Oxidized phospholipids were also present in astrocytes in active multiple sclerosis lesions. In contrast to oligodendrocytes and neurons, these cells, however, do not degenerate but appear to be capable of sequestering damaged cytoplasmic components into (autophagic) vacuoles. However, it has been shown before that astrocytes, too, show signs of injury, mainly reflected by retraction of their cell processes and altered expression of molecules, related to the formation of the glia limitans (
Parrat and Prineas, 2010;
Sharma et al., 2010).
It was interesting to note that different cell types within the multiple sclerosis lesions differentially accumulated MDA and oxidized phospholipids. While both types of oxidized lipid epitopes were seen in myelin and oligodendrocytes, axons and neurons exclusively accumulated oxidized phospholipids. One possible explanation could be that the cellular content of phosphatidylcholine, rich in polyunsaturated fatty acids, is higher in the grey matter compared with the white matter (
Svennerholm, 1968), suggesting that such fatty acids are preferentially present in neurons and axons.

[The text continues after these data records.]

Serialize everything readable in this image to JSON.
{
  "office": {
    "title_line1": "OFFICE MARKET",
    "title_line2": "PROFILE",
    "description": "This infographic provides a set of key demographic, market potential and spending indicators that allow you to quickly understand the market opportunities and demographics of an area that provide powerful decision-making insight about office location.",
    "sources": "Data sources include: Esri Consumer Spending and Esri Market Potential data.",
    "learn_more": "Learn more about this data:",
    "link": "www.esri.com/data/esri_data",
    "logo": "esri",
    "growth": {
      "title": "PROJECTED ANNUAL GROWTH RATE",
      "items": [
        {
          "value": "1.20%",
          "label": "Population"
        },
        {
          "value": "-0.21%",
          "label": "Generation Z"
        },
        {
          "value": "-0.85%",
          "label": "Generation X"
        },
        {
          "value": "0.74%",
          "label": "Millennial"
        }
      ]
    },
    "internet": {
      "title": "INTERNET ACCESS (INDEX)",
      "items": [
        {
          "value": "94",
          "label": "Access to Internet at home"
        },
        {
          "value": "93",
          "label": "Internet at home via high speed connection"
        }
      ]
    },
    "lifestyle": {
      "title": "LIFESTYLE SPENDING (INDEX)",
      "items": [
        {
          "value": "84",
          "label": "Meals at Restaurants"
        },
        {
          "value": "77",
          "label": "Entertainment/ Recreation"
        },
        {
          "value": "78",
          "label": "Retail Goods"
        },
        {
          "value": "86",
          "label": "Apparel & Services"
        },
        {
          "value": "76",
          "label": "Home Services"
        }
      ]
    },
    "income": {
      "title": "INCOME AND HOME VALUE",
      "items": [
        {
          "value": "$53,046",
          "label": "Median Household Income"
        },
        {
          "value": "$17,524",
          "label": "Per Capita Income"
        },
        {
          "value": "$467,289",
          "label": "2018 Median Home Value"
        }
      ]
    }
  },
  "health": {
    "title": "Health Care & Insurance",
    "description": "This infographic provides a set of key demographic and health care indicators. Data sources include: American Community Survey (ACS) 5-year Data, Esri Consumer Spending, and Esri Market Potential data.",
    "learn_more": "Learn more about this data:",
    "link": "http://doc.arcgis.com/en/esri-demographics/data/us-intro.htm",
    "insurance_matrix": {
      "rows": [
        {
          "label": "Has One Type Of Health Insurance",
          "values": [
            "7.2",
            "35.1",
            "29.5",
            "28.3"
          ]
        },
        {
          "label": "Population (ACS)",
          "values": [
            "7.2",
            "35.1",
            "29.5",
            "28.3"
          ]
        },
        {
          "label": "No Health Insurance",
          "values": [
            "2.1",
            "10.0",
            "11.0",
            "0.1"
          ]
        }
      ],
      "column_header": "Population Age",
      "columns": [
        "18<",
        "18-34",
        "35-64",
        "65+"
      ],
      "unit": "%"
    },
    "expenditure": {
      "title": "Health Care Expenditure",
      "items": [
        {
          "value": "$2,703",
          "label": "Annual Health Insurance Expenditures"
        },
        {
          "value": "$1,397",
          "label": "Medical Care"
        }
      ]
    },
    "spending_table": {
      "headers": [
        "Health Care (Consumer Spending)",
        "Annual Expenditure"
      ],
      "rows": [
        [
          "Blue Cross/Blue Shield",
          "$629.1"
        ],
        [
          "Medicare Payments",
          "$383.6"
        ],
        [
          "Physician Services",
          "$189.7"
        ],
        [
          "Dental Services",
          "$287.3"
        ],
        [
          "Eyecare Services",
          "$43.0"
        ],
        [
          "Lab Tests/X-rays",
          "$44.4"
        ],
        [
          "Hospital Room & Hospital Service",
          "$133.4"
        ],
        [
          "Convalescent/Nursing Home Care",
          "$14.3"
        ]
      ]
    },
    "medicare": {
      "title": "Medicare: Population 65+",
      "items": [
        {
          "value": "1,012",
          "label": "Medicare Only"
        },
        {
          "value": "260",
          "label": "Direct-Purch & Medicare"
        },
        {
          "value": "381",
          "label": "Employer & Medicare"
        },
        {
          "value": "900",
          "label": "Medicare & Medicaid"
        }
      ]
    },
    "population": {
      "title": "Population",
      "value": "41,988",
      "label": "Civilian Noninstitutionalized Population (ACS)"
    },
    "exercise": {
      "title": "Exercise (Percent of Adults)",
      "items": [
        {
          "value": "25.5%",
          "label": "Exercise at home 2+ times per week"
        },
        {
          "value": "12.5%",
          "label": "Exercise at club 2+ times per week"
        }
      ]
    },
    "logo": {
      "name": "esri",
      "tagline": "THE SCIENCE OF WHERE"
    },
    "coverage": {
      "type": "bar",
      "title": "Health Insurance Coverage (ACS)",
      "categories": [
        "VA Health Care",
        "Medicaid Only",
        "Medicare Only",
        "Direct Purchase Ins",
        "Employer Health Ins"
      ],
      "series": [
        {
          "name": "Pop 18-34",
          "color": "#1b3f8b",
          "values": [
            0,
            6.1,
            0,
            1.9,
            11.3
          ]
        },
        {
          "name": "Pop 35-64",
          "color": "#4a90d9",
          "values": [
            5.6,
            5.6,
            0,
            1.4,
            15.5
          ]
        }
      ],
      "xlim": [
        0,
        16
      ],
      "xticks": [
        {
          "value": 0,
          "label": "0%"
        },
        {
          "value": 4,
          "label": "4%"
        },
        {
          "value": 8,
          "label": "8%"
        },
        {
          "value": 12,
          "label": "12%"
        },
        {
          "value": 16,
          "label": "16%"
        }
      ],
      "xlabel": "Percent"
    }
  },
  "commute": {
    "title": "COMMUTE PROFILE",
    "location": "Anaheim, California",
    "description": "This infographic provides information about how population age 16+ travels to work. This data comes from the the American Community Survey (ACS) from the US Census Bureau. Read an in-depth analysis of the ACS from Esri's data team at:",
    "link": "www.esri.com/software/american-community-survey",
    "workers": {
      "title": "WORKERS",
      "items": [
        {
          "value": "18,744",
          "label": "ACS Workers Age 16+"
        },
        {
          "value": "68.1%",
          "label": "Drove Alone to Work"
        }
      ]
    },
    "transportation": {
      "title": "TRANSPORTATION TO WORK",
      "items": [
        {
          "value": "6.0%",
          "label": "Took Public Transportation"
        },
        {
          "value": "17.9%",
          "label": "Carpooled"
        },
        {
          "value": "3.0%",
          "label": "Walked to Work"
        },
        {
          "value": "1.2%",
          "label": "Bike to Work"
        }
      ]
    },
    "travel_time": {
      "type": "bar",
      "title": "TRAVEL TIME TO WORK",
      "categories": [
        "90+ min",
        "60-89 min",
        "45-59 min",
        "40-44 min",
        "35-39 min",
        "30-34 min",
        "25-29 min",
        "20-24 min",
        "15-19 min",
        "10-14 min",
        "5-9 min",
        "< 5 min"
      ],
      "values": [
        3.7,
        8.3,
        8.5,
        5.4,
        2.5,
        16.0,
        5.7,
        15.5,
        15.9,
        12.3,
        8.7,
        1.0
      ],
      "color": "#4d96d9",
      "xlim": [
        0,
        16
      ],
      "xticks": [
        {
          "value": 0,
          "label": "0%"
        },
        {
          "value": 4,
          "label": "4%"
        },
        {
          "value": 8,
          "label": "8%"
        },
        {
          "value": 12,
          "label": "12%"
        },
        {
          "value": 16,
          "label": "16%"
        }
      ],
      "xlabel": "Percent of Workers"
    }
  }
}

In summary, our study provides evidence for an important role of oxidative damage in the pathogenesis of demyelination and neurodegeneration in multiple sclerosis lesions, which may act in addition to, or in cooperation with nitric oxide radicals, as described previously (
Bagasra et al., 1995;
Zeis et al., 2009). It further shows—for the first time—that the analysis of oxidized lipid epitopes in multiple sclerosis lesions allows identification of acute damage of oligodendrocytes, axons and neurons at different stages of lesion formation. Our data also suggest that oxidative damage is in part related to inflammation, that it affects different cellular components of the CNS, but that myelin, oligodendrocytes, neurons and axons may be more sensitive to oxidative damage than astrocytes.